Interspecies genetics of eating disorders; of mice and men
01 / 2008 - 01 / 2013
Anorexia is een ziekte waarbij mensen dwangmatig te weinig eten. Naast psychologische heeft dit gedrag ook biologische oorzaken, waarbij erfelijkheid een rol speelt. Met een nieuwe methode worden chromosomen systematisch onderzocht om beter inzicht te verkrijgen in het ziektebeeld en behandelingsmogelijkheden.

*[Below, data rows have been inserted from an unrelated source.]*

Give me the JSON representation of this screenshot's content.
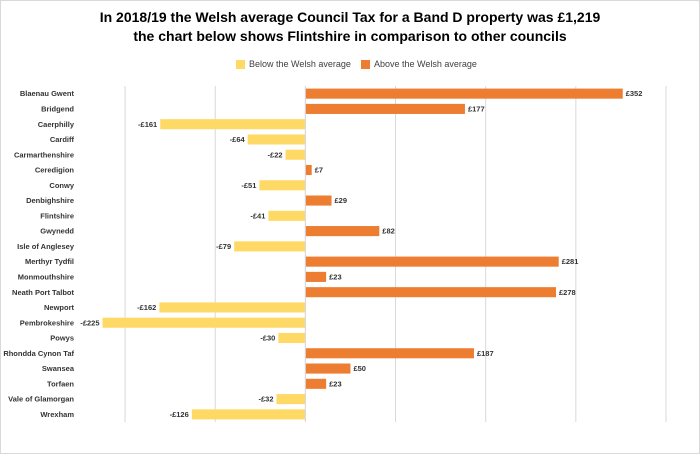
{
  "title": {
    "line1": "In 2018/19 the Welsh average Council Tax for a Band D property was £1,219",
    "line2": "the chart below shows Flintshire in comparison to other councils"
  },
  "legend": {
    "below_label": "Below the Welsh average",
    "above_label": "Above the Welsh average"
  },
  "colors": {
    "below": "#ffd966",
    "above": "#ed7d31",
    "gridline": "#d9d9d9"
  },
  "chart_data": {
    "type": "bar",
    "orientation": "horizontal",
    "title": "In 2018/19 the Welsh average Council Tax for a Band D property was £1,219 the chart below shows Flintshire in comparison to other councils",
    "xlabel": "",
    "ylabel": "",
    "xlim": [
      -250,
      400
    ],
    "grid": true,
    "legend_position": "top",
    "categories": [
      "Blaenau Gwent",
      "Bridgend",
      "Caerphilly",
      "Cardiff",
      "Carmarthenshire",
      "Ceredigion",
      "Conwy",
      "Denbighshire",
      "Flintshire",
      "Gwynedd",
      "Isle of Anglesey",
      "Merthyr Tydfil",
      "Monmouthshire",
      "Neath Port Talbot",
      "Newport",
      "Pembrokeshire",
      "Powys",
      "Rhondda Cynon Taf",
      "Swansea",
      "Torfaen",
      "Vale of Glamorgan",
      "Wrexham"
    ],
    "values": [
      352,
      177,
      -161,
      -64,
      -22,
      7,
      -51,
      29,
      -41,
      82,
      -79,
      281,
      23,
      278,
      -162,
      -225,
      -30,
      187,
      50,
      23,
      -32,
      -126
    ],
    "data_labels": [
      "£352",
      "£177",
      "-£161",
      "-£64",
      "-£22",
      "£7",
      "-£51",
      "£29",
      "-£41",
      "£82",
      "-£79",
      "£281",
      "£23",
      "£278",
      "-£162",
      "-£225",
      "-£30",
      "£187",
      "£50",
      "£23",
      "-£32",
      "-£126"
    ],
    "series": [
      {
        "name": "Below the Welsh average",
        "rule": "value < 0"
      },
      {
        "name": "Above the Welsh average",
        "rule": "value >= 0"
      }
    ]
  }
}
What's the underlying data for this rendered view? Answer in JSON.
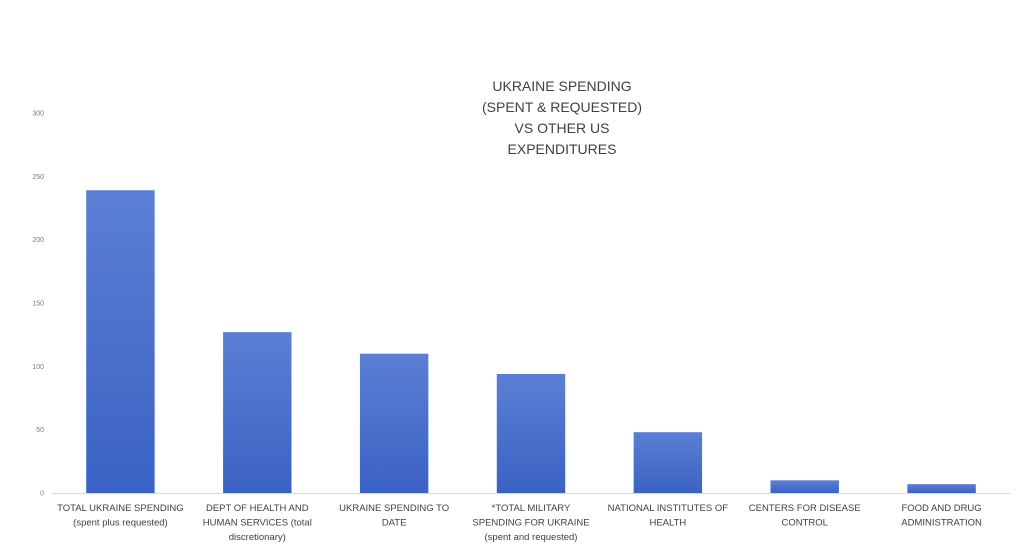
{
  "chart_data": {
    "type": "bar",
    "title_lines": [
      "UKRAINE SPENDING",
      "(SPENT & REQUESTED)",
      "VS OTHER US",
      "EXPENDITURES"
    ],
    "categories": [
      [
        "TOTAL UKRAINE SPENDING",
        "(spent plus requested)"
      ],
      [
        "DEPT OF HEALTH AND",
        "HUMAN SERVICES (total",
        "discretionary)"
      ],
      [
        "UKRAINE SPENDING TO",
        "DATE"
      ],
      [
        "*TOTAL MILITARY",
        "SPENDING FOR UKRAINE",
        "(spent and requested)"
      ],
      [
        "NATIONAL INSTITUTES OF",
        "HEALTH"
      ],
      [
        "CENTERS FOR DISEASE",
        "CONTROL"
      ],
      [
        "FOOD AND DRUG",
        "ADMINISTRATION"
      ]
    ],
    "values": [
      239,
      127,
      110,
      94,
      48,
      10,
      7
    ],
    "ylim": [
      0,
      300
    ],
    "yticks": [
      0,
      50,
      100,
      150,
      200,
      250,
      300
    ],
    "ytick_labels": [
      "0",
      "50",
      "100",
      "150",
      "200",
      "250",
      "300"
    ],
    "bar_color_top": "#5b7fd4",
    "bar_color_bottom": "#3a62c4",
    "grid": false
  }
}
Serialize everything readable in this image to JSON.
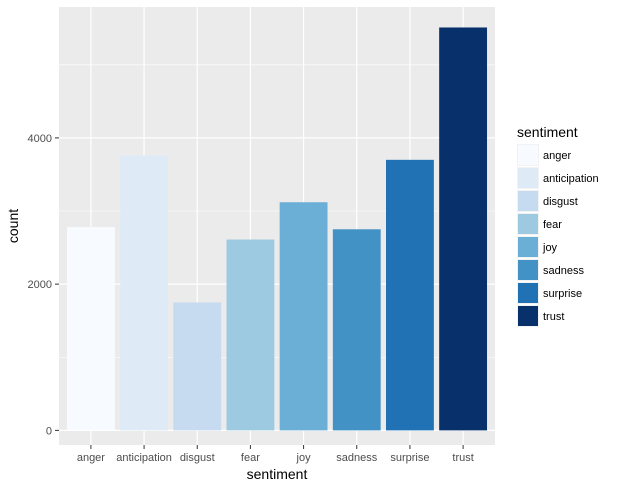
{
  "chart_data": {
    "type": "bar",
    "xlabel": "sentiment",
    "ylabel": "count",
    "categories": [
      "anger",
      "anticipation",
      "disgust",
      "fear",
      "joy",
      "sadness",
      "surprise",
      "trust"
    ],
    "values": [
      2780,
      3760,
      1750,
      2610,
      3120,
      2750,
      3700,
      5510
    ],
    "ylim": [
      -200,
      5790
    ],
    "yticks": [
      0,
      2000,
      4000
    ],
    "ytick_labels": [
      "0",
      "2000",
      "4000"
    ],
    "grid": true,
    "legend": {
      "title": "sentiment",
      "position": "right",
      "labels": [
        "anger",
        "anticipation",
        "disgust",
        "fear",
        "joy",
        "sadness",
        "surprise",
        "trust"
      ]
    },
    "colors": [
      "#F7FBFF",
      "#DEEBF7",
      "#C6DBEF",
      "#9ECAE1",
      "#6BAED6",
      "#4292C6",
      "#2171B5",
      "#08306B"
    ],
    "panel_background": "#EBEBEB",
    "grid_color": "#FFFFFF"
  }
}
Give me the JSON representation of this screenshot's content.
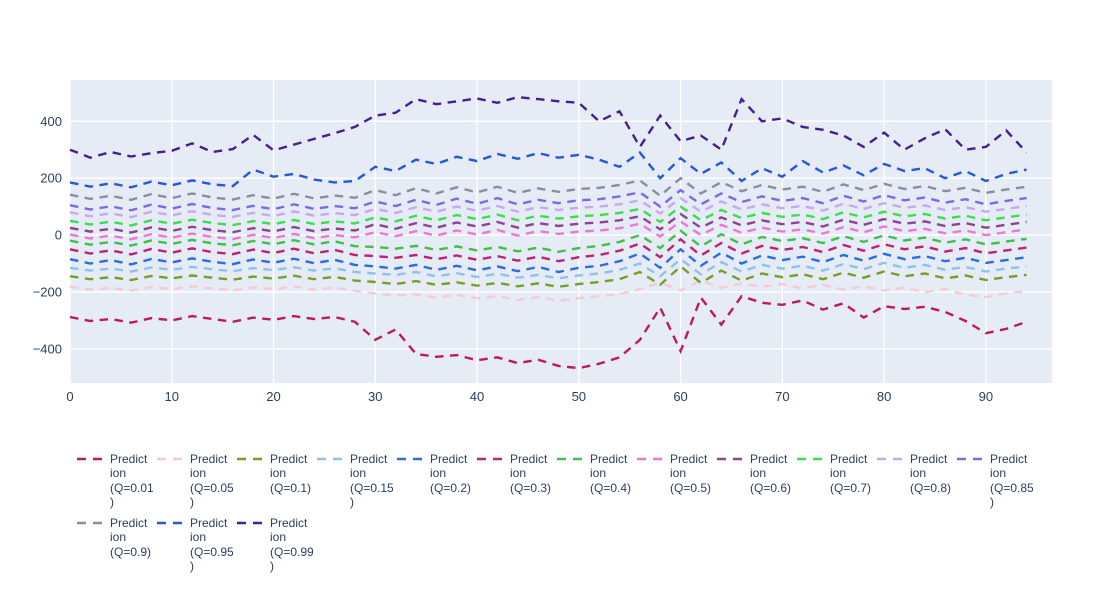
{
  "figure": {
    "background": "#ffffff",
    "plot_background": "#E5ECF6",
    "grid_color": "#ffffff",
    "tick_label_color": "#2a3f5f",
    "legend_text_color": "#2a3f5f"
  },
  "chart_data": {
    "type": "line",
    "title": "",
    "xlabel": "",
    "ylabel": "",
    "grid": true,
    "legend_position": "bottom",
    "line_style": "dashed",
    "x_ticks": [
      0,
      10,
      20,
      30,
      40,
      50,
      60,
      70,
      80,
      90
    ],
    "y_ticks": [
      -400,
      -200,
      0,
      200,
      400
    ],
    "xlim": [
      0,
      96.5
    ],
    "ylim": [
      -520,
      545
    ],
    "x_start": 0,
    "x_step": 2,
    "series": [
      {
        "name": "Prediction (Q=0.01)",
        "legend_lines": [
          "Predict",
          "ion",
          "(Q=0.01",
          ")"
        ],
        "color": "#C2175B",
        "values": [
          -288,
          -302,
          -295,
          -308,
          -292,
          -300,
          -285,
          -295,
          -305,
          -290,
          -298,
          -285,
          -295,
          -288,
          -305,
          -368,
          -332,
          -418,
          -428,
          -422,
          -440,
          -430,
          -450,
          -438,
          -460,
          -468,
          -452,
          -430,
          -368,
          -255,
          -408,
          -220,
          -315,
          -215,
          -238,
          -245,
          -230,
          -262,
          -240,
          -290,
          -250,
          -260,
          -252,
          -270,
          -302,
          -345,
          -330,
          -305
        ]
      },
      {
        "name": "Prediction (Q=0.05)",
        "legend_lines": [
          "Predict",
          "ion",
          "(Q=0.05",
          ")"
        ],
        "color": "#F7C9D6",
        "values": [
          -182,
          -192,
          -186,
          -195,
          -183,
          -190,
          -180,
          -188,
          -194,
          -184,
          -190,
          -180,
          -192,
          -185,
          -196,
          -205,
          -212,
          -208,
          -220,
          -210,
          -222,
          -215,
          -228,
          -218,
          -230,
          -222,
          -215,
          -208,
          -190,
          -168,
          -195,
          -160,
          -185,
          -170,
          -182,
          -172,
          -188,
          -175,
          -192,
          -180,
          -195,
          -185,
          -200,
          -190,
          -210,
          -218,
          -205,
          -198
        ]
      },
      {
        "name": "Prediction (Q=0.1)",
        "legend_lines": [
          "Predict",
          "ion",
          "(Q=0.1)"
        ],
        "color": "#74A02A",
        "values": [
          -145,
          -155,
          -148,
          -158,
          -144,
          -152,
          -142,
          -150,
          -157,
          -146,
          -153,
          -143,
          -155,
          -147,
          -160,
          -165,
          -172,
          -162,
          -175,
          -166,
          -178,
          -168,
          -180,
          -170,
          -182,
          -172,
          -165,
          -155,
          -130,
          -175,
          -110,
          -168,
          -125,
          -160,
          -135,
          -148,
          -138,
          -155,
          -132,
          -150,
          -128,
          -145,
          -135,
          -152,
          -142,
          -158,
          -148,
          -140
        ]
      },
      {
        "name": "Prediction (Q=0.15)",
        "legend_lines": [
          "Predict",
          "ion",
          "(Q=0.15",
          ")"
        ],
        "color": "#8FC1EE",
        "values": [
          -115,
          -125,
          -118,
          -128,
          -114,
          -122,
          -112,
          -120,
          -127,
          -116,
          -123,
          -113,
          -125,
          -117,
          -130,
          -135,
          -140,
          -130,
          -145,
          -134,
          -147,
          -136,
          -150,
          -140,
          -152,
          -142,
          -135,
          -122,
          -100,
          -145,
          -85,
          -138,
          -95,
          -128,
          -105,
          -118,
          -108,
          -125,
          -102,
          -120,
          -98,
          -115,
          -105,
          -122,
          -112,
          -128,
          -118,
          -110
        ]
      },
      {
        "name": "Prediction (Q=0.2)",
        "legend_lines": [
          "Predict",
          "ion",
          "(Q=0.2)"
        ],
        "color": "#2B6BE6",
        "values": [
          -85,
          -100,
          -88,
          -103,
          -84,
          -96,
          -82,
          -94,
          -102,
          -86,
          -97,
          -83,
          -99,
          -87,
          -105,
          -110,
          -118,
          -105,
          -122,
          -108,
          -124,
          -110,
          -127,
          -112,
          -130,
          -115,
          -108,
          -92,
          -65,
          -115,
          -50,
          -108,
          -62,
          -100,
          -72,
          -88,
          -76,
          -95,
          -70,
          -90,
          -66,
          -85,
          -74,
          -92,
          -80,
          -98,
          -88,
          -78
        ]
      },
      {
        "name": "Prediction (Q=0.3)",
        "legend_lines": [
          "Predict",
          "ion",
          "(Q=0.3)"
        ],
        "color": "#BE2372",
        "values": [
          -50,
          -65,
          -54,
          -68,
          -49,
          -62,
          -47,
          -60,
          -67,
          -51,
          -63,
          -48,
          -64,
          -52,
          -70,
          -74,
          -80,
          -70,
          -85,
          -72,
          -87,
          -74,
          -90,
          -76,
          -92,
          -78,
          -70,
          -55,
          -30,
          -78,
          -15,
          -72,
          -28,
          -65,
          -38,
          -52,
          -42,
          -60,
          -35,
          -55,
          -32,
          -50,
          -40,
          -58,
          -46,
          -64,
          -54,
          -44
        ]
      },
      {
        "name": "Prediction (Q=0.4)",
        "legend_lines": [
          "Predict",
          "ion",
          "(Q=0.4)"
        ],
        "color": "#43BE4A",
        "values": [
          -20,
          -34,
          -24,
          -37,
          -19,
          -31,
          -17,
          -29,
          -36,
          -21,
          -32,
          -18,
          -33,
          -22,
          -39,
          -42,
          -48,
          -38,
          -52,
          -40,
          -54,
          -42,
          -57,
          -44,
          -59,
          -46,
          -38,
          -24,
          0,
          -46,
          15,
          -40,
          3,
          -33,
          -7,
          -21,
          -11,
          -28,
          -4,
          -24,
          -1,
          -19,
          -9,
          -27,
          -15,
          -33,
          -23,
          -13
        ]
      },
      {
        "name": "Prediction (Q=0.5)",
        "legend_lines": [
          "Predict",
          "ion",
          "(Q=0.5)"
        ],
        "color": "#F075D5",
        "values": [
          2,
          -12,
          -2,
          -15,
          3,
          -9,
          5,
          -7,
          -14,
          1,
          -10,
          4,
          -11,
          0,
          -8,
          10,
          -4,
          14,
          -2,
          16,
          2,
          18,
          -2,
          14,
          4,
          12,
          16,
          24,
          40,
          -5,
          48,
          0,
          36,
          8,
          26,
          12,
          20,
          5,
          28,
          10,
          30,
          14,
          22,
          6,
          16,
          0,
          10,
          20
        ]
      },
      {
        "name": "Prediction (Q=0.6)",
        "legend_lines": [
          "Predict",
          "ion",
          "(Q=0.6)"
        ],
        "color": "#8E4390",
        "values": [
          25,
          12,
          22,
          9,
          27,
          15,
          29,
          17,
          10,
          24,
          13,
          28,
          14,
          23,
          16,
          38,
          22,
          42,
          26,
          44,
          30,
          46,
          26,
          42,
          32,
          40,
          44,
          52,
          66,
          20,
          74,
          26,
          62,
          34,
          52,
          38,
          46,
          30,
          54,
          36,
          56,
          40,
          48,
          32,
          42,
          26,
          36,
          46
        ]
      },
      {
        "name": "Prediction (Q=0.7)",
        "legend_lines": [
          "Predict",
          "ion",
          "(Q=0.7)"
        ],
        "color": "#3CDD4E",
        "values": [
          50,
          37,
          47,
          34,
          52,
          40,
          54,
          42,
          35,
          49,
          38,
          53,
          39,
          48,
          41,
          62,
          48,
          68,
          52,
          70,
          56,
          72,
          52,
          68,
          58,
          66,
          70,
          78,
          92,
          46,
          100,
          52,
          88,
          60,
          78,
          64,
          72,
          56,
          80,
          62,
          82,
          66,
          74,
          58,
          68,
          52,
          62,
          72
        ]
      },
      {
        "name": "Prediction (Q=0.8)",
        "legend_lines": [
          "Predict",
          "ion",
          "(Q=0.8)"
        ],
        "color": "#CBA7EE",
        "values": [
          80,
          66,
          76,
          63,
          82,
          69,
          84,
          71,
          64,
          78,
          67,
          83,
          68,
          77,
          70,
          92,
          78,
          98,
          82,
          100,
          86,
          102,
          82,
          98,
          88,
          96,
          100,
          108,
          122,
          76,
          130,
          82,
          118,
          90,
          108,
          94,
          102,
          86,
          110,
          92,
          112,
          96,
          104,
          88,
          98,
          82,
          92,
          102
        ]
      },
      {
        "name": "Prediction (Q=0.85)",
        "legend_lines": [
          "Predict",
          "ion",
          "(Q=0.85",
          ")"
        ],
        "color": "#7C68E8",
        "values": [
          105,
          90,
          101,
          87,
          107,
          93,
          109,
          95,
          88,
          103,
          91,
          108,
          92,
          102,
          94,
          118,
          102,
          124,
          106,
          128,
          110,
          130,
          108,
          124,
          112,
          122,
          126,
          136,
          150,
          100,
          158,
          108,
          146,
          116,
          136,
          120,
          130,
          112,
          138,
          118,
          140,
          122,
          132,
          114,
          126,
          108,
          120,
          130
        ]
      },
      {
        "name": "Prediction (Q=0.9)",
        "legend_lines": [
          "Predict",
          "ion",
          "(Q=0.9)"
        ],
        "color": "#8D8D9E",
        "values": [
          142,
          127,
          138,
          124,
          144,
          130,
          146,
          132,
          125,
          140,
          128,
          145,
          129,
          139,
          131,
          158,
          140,
          165,
          146,
          168,
          150,
          170,
          148,
          164,
          152,
          162,
          166,
          176,
          192,
          138,
          200,
          146,
          186,
          154,
          176,
          160,
          170,
          152,
          178,
          158,
          180,
          162,
          172,
          154,
          166,
          148,
          160,
          170
        ]
      },
      {
        "name": "Prediction (Q=0.95)",
        "legend_lines": [
          "Predict",
          "ion",
          "(Q=0.95",
          ")"
        ],
        "color": "#2457DC",
        "values": [
          185,
          170,
          182,
          168,
          188,
          175,
          192,
          178,
          172,
          230,
          205,
          215,
          195,
          185,
          190,
          240,
          225,
          265,
          250,
          275,
          260,
          285,
          268,
          288,
          272,
          282,
          265,
          240,
          290,
          200,
          270,
          215,
          255,
          190,
          235,
          205,
          260,
          220,
          245,
          210,
          250,
          225,
          235,
          200,
          225,
          190,
          215,
          230
        ]
      },
      {
        "name": "Prediction (Q=0.99)",
        "legend_lines": [
          "Predict",
          "ion",
          "(Q=0.99",
          ")"
        ],
        "color": "#471D93",
        "values": [
          300,
          272,
          292,
          276,
          288,
          296,
          322,
          292,
          302,
          352,
          298,
          318,
          338,
          358,
          380,
          420,
          430,
          478,
          460,
          470,
          480,
          465,
          485,
          478,
          470,
          465,
          400,
          435,
          310,
          420,
          330,
          350,
          300,
          478,
          400,
          410,
          380,
          370,
          350,
          310,
          360,
          300,
          340,
          372,
          300,
          310,
          368,
          290
        ]
      }
    ]
  }
}
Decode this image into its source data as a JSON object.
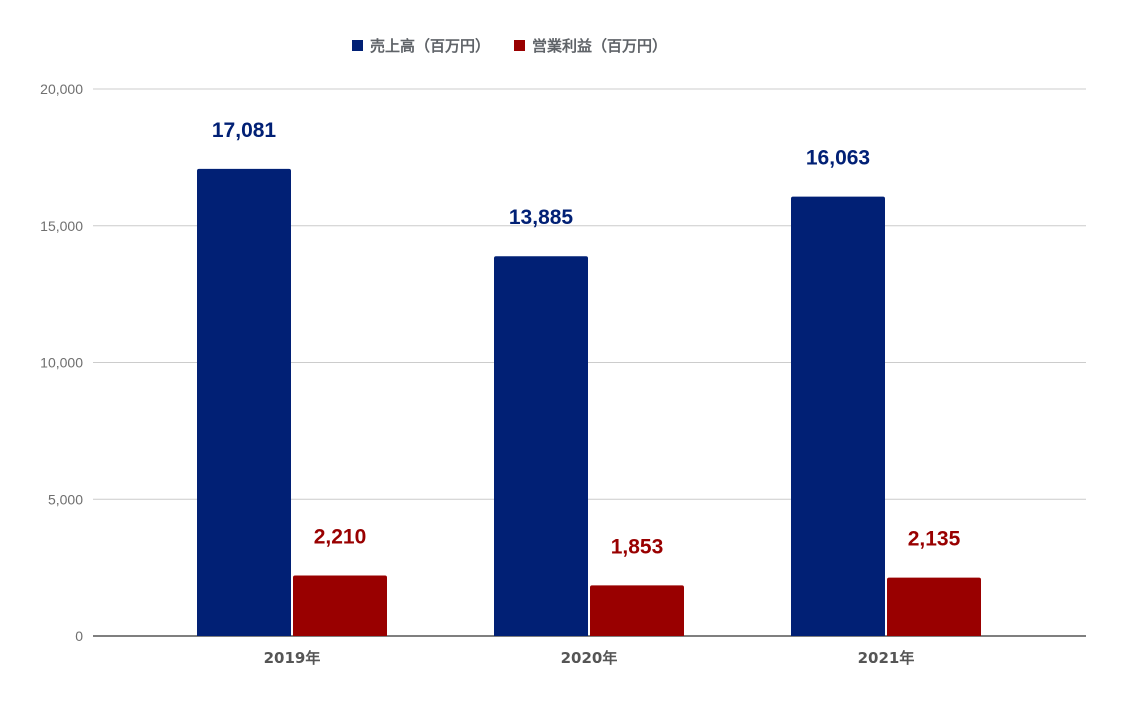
{
  "chart_data": {
    "type": "bar",
    "categories": [
      "2019年",
      "2020年",
      "2021年"
    ],
    "series": [
      {
        "name": "売上高（百万円）",
        "color": "#012075",
        "label_color": "#012075",
        "values": [
          17081,
          13885,
          16063
        ],
        "labels": [
          "17,081",
          "13,885",
          "16,063"
        ]
      },
      {
        "name": "営業利益（百万円）",
        "color": "#990000",
        "label_color": "#990000",
        "values": [
          2210,
          1853,
          2135
        ],
        "labels": [
          "2,210",
          "1,853",
          "2,135"
        ]
      }
    ],
    "ylim": [
      0,
      20000
    ],
    "yticks": [
      0,
      5000,
      10000,
      15000,
      20000
    ],
    "ytick_labels": [
      "0",
      "5,000",
      "10,000",
      "15,000",
      "20,000"
    ],
    "grid": true,
    "legend_position": "top",
    "title": "",
    "xlabel": "",
    "ylabel": ""
  }
}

Eating disorders are complex psychiatric disorders in which patients display a variety of behavioral traits, including obsessionality, increased anxiety, hyperactivity and altered appetitive motivation. These traits are also seen in other psychiatric disorders, such as in obsessive-compulsive disorders and depression, which are often co-morbid with eating disorders. Family and twin studies have revealed that genetic factors play a major role in eating disorders, but attempts to find susceptibility genes through linkage and association studies have been largely unsuccessful. Thus, novel approaches are required to deal with both phenotypic and genetic heterogeneity and with gene-environment interactions underlying these disorders. Recent studies have shown that genetic variation associated with psychiatric disorders affect analogous neuro-anatomical and behavioral traits in mice and men, demonstrating that mouse models can contribute to systematic searches for genetic determinants of psychiatric disorders. Therefore, by combining mouse phenotyping methods that dissect complex behavior into distinct behavioral domains and an innovative and powerful genetic strategy, this project aims to identify novel genetic loci and associated genetic pathways regulating mouse behavioral traits related to eating disorders. To establish this, new and sensitive mouse genetic mapping and inbred populations will be exposed to a comprehensive animal model of eating disorder traits. In an initial screen using this method, specific behavioral eating disorder traits were linked to mouse chromosomes that are syntenic with human linkage regions for anorexia nervosa and obsessive-compulsive disorders. Further genetic fine-mapping of these chromosomes, haplotype mapping, and genome-wide gene expression profiling, will reveal novel genetic loci and associated pathways for these behavioral traits in mice. Homologous candidate genes will then be tested in already available DNA samples from well-characterized eating disorder patients.